If you are a single man going through Amish country and see a mailbox with a bag on it, it is an invitation to donate your genetics to the community.
Wait what???
It is a thing, but uncommon.
For whatever reason they may find it to get some outside genetics to avoid genetic stagnation issues, infertility, or whatever, so they cover the mailbox as an invitation for outside help.
It is highly transactional and utilitarian. The potential father may be given simple gifts for the assistance, but it usually is a handshake affair and the gifts are more a hospitality thing.
Don’t go driving through Amish lands hunting some preindustrial strange, you are unlikely to find it… But you could get lucky.
Can I put a bag on their mailboxes to volunteer? How do you know this? Are you aware of this having happened? Do the elders literally just stand there with their arms crossed and go, “Hmm, yes, quite.” What happens if I have a really violently explosive orgasm, like just Tarzan screaming and collapsing into a heap of shuddering putty on top of the blanket woman. I assume that would be frowned upon? Or can I enjoy the one time, since it’s procreative?
I have heard it from a credible source who relayed a first hand experience going through with it. I have no reason to question either telling, as it was more of an embarrassing story and it is a practice that is known to occur near Amish areas from time to time.
You obviously couldn’t volunteer someone, you aren’t a king entitled to prima nocta.

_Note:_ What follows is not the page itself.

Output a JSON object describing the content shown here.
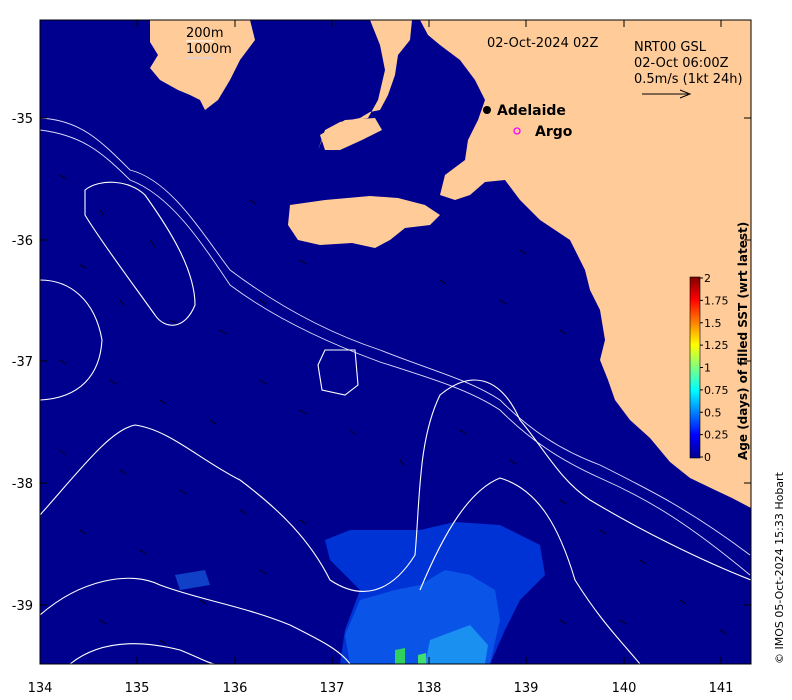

I have no idea how your one-sided throws of passion would be recieved by the elders, as the account I heard was rather embarrassing and barely effective in immediate results. My understanding is the elders are there to prevent sexual assault or improper conduct, probably somewhere between a cucking and a urinalysis observer’s dutiful gaze.

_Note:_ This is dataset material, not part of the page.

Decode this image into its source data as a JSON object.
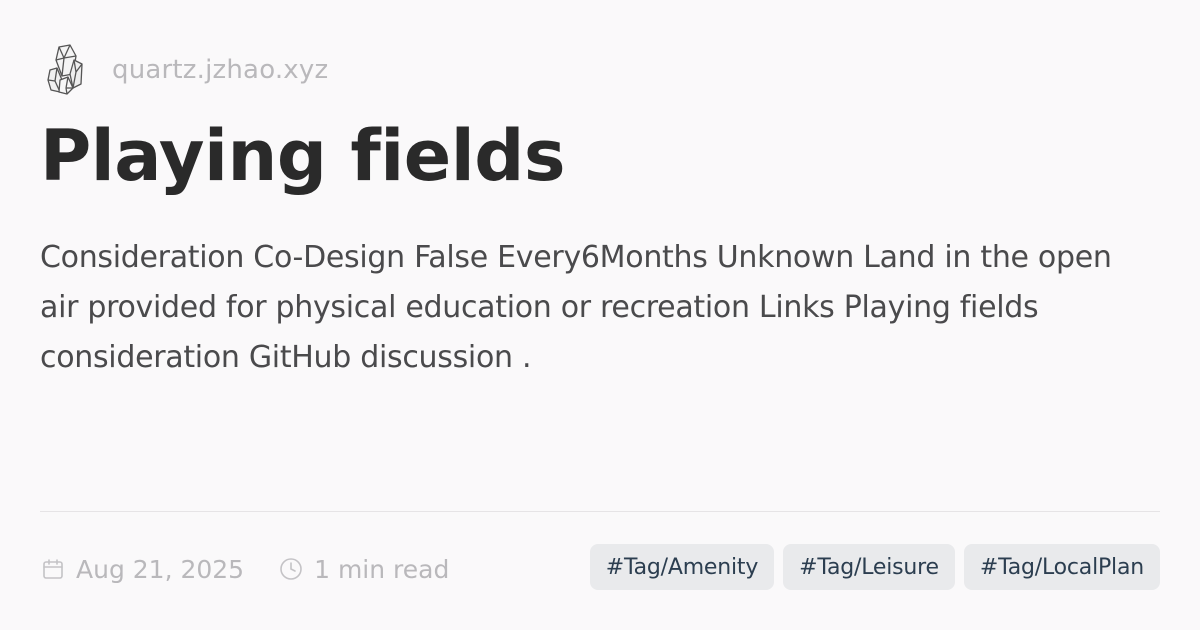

This is exactly what men want, and we shouldn’t be allowed to have it, because it’s horrible and it makes you feel sick!
oral traditions.
Hehehe
To be fair, maybe fucking through a sheet IS the advanced sexual practice of the future and we’re missing out. I, for one, have never tried it. I tend to think I’m above it, because “normal” to me is the horrifying display of unfortunate nude bodies and their fluids clumsily flailing about until she gets upset for one reason or another. Maybe with a sheet, it’d be easier to picture something nice? Tell me more about the elders presiding over my breeding session?
Joking aside, I’m legitimately fascinated now. I know there was a reality show, but are there any more bookish sources about Amish sexual practices, or do you know more? I suddenly have questions.
There was a book written a while ago that talked a lot about the breeding habits and sexuality of the Amish, I haven’t read it so I don’t know if they cover the rare practice of semen donor solicitation from the pre-industrial age.